I am trying to simulate the non-linear electrical resistive device called memristor in python. The device is characterized by a change in conductivity as an electrical field is applied, and so the relationship between applied voltage and current through the device is hysteretic and non-linear. The system is described by the equations
\begin{equation} M(x) = R_\text{ON} \cdot x + R_\text{off} \cdot (1-x) \end{equation} \begin{equation} \frac{dx}{dt} = \frac{\mu_x \cdot R_\text{ON}}{D^2}\cdot i_\text{tran}(t) \end{equation} When a voltage is applied, the region where there is charge change in thickness, so x is used here as the internal state that describes how the region of charge changes in relation to the total thickness of the layer. \begin{equation} x = \frac{w}{D}, \hspace{10pt} 0 \le x \le 1 \end{equation} I have tried to set this up in Python, but lack of understanding of differential equations and little practical experience with simulating in Python makes it difficult to spot my mistakes. I am pretty sure I have some of the basics wrong. The code looks like this:
from scipy.integrate import odeint
import numpy as np
import matplotlib.pyplot as plt
R_ON = 100 #Resistance maximum conducting state [ohm]

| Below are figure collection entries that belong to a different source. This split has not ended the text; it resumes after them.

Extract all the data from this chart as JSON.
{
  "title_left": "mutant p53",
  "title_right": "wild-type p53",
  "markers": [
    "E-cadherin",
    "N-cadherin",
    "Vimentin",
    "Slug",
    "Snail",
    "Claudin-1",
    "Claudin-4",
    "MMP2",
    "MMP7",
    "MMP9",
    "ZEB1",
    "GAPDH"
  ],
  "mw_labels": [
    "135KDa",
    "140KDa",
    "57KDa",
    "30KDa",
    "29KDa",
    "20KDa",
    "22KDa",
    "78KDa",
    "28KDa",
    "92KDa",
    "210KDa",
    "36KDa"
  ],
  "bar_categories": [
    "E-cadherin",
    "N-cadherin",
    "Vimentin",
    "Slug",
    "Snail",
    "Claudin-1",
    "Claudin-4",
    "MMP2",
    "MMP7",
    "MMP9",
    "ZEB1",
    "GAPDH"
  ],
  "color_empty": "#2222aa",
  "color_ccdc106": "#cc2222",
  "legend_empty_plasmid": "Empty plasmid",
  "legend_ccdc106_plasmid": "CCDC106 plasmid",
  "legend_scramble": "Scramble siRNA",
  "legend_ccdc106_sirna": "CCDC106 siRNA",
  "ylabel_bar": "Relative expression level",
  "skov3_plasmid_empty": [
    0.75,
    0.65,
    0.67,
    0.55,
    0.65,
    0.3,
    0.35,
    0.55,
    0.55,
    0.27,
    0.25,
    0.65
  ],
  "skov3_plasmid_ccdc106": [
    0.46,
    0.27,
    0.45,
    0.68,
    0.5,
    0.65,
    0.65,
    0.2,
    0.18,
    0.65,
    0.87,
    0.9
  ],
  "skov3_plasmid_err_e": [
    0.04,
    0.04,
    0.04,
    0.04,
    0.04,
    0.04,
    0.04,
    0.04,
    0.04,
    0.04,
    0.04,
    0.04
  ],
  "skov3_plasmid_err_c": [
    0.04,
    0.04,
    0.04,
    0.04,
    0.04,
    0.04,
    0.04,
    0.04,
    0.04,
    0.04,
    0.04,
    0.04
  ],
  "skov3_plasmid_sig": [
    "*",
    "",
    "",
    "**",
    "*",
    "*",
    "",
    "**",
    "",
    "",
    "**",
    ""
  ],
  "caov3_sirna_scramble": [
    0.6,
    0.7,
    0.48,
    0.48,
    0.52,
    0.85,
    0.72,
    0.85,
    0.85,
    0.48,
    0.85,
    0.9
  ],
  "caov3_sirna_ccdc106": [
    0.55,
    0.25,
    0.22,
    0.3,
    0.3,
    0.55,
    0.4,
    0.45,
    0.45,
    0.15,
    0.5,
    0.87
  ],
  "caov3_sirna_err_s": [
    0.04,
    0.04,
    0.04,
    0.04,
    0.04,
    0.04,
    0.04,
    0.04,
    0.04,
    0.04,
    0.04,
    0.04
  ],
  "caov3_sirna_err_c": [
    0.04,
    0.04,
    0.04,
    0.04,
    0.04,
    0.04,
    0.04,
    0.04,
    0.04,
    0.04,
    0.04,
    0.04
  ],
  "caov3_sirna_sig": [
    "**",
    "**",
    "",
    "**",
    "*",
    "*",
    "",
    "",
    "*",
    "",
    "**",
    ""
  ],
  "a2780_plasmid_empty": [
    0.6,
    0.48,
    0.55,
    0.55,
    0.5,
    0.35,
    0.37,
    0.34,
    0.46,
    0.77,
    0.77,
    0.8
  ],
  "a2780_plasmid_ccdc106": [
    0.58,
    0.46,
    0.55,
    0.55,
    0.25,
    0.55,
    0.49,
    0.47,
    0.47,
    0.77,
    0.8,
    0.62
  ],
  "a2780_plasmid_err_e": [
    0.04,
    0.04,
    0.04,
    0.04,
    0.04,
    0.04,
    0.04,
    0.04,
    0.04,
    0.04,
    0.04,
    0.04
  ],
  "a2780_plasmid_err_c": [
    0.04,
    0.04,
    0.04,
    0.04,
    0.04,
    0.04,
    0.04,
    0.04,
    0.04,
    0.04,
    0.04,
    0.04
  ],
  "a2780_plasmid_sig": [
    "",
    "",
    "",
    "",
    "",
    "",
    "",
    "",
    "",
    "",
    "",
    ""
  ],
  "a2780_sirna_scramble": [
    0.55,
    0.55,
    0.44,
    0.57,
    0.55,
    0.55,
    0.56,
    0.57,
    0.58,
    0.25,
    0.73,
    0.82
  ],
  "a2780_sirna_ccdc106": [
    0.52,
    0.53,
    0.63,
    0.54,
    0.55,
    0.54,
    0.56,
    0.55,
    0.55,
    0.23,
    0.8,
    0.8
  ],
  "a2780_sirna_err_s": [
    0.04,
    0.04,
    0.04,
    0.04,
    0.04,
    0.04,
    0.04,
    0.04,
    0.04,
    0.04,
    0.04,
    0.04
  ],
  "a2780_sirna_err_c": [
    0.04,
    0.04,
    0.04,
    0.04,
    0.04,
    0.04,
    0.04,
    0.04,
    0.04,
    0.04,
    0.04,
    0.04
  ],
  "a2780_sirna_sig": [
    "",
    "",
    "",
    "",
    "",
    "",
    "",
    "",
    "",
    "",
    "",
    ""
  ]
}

R_off = 16e3 #Resistance minimum conducting state [ohm]
W = 2*np.pi #Angular frequancy
V_0 = 5 #Volts
t0 = 0 #Time array start
tf = 1 #Time array stop
N = 50 #Array length
mu_V = 1e-14 #Oxygen vacancy mobility
D = 10e-9 #Titanium layer thickness
X0 = 0.76 #Normed charge region (initial value)
def M_tran(x):
return R_ON*x+R_off*(1-x)
def i_tran(t, x):
return (V_0*np.sin(W*t))/M_tran(x)
def odefun2(t, x):
c = (mu_V*R_ON)/(D**2)
return c*i_tran(t, x)
t = np.linspace(t0,tf,N+1)
T = odeint(odefun2, X0, t, tfirst=True)
U = np.multiply(i_tran(t, X0), M_tran(T[:,0]))
plt.plot(i_tran(t, X0), U)
Do I need a window function for x perhaps?
I'll attach the plot I get up if it can be of any help, although it makes no sense to me. Plot generated by this code
For completeness, the analytic solution to this question is as follows. Your ODE can be written as
$$\frac{dx}{dt}=\frac{f(t)}{x+b(1-x)}$$
where $f(t)$ is a given forcing (which has constants as well as the actual input voltage in it); note that I have absorbed your $R_{on}$ into $f$ as well. This equation can be solved as
$$\int_{x_0}^x y+b(1-y) dy = \int_0^t f(s) ds.$$
Thus
$$\frac{(1-b)x(t)^2}{2} + b x(t) - \left ( \frac{(1-b) x_0^2}{2} + bx_0 \right ) = \int_0^t f(s) ds.$$
This is just a quadratic equation that you can solve for $x(t)$ for each $t$; the coefficients are actually structured such that a solution is guaranteed to exist at least for a short time no matter what $b$ or $x_0$ is, which I find quite neat.
Numerically it looks like the only real problem with your implementation is that in the call to i_tran inside the plotter, you need to use the time-dependent values of $x$ not the initial value.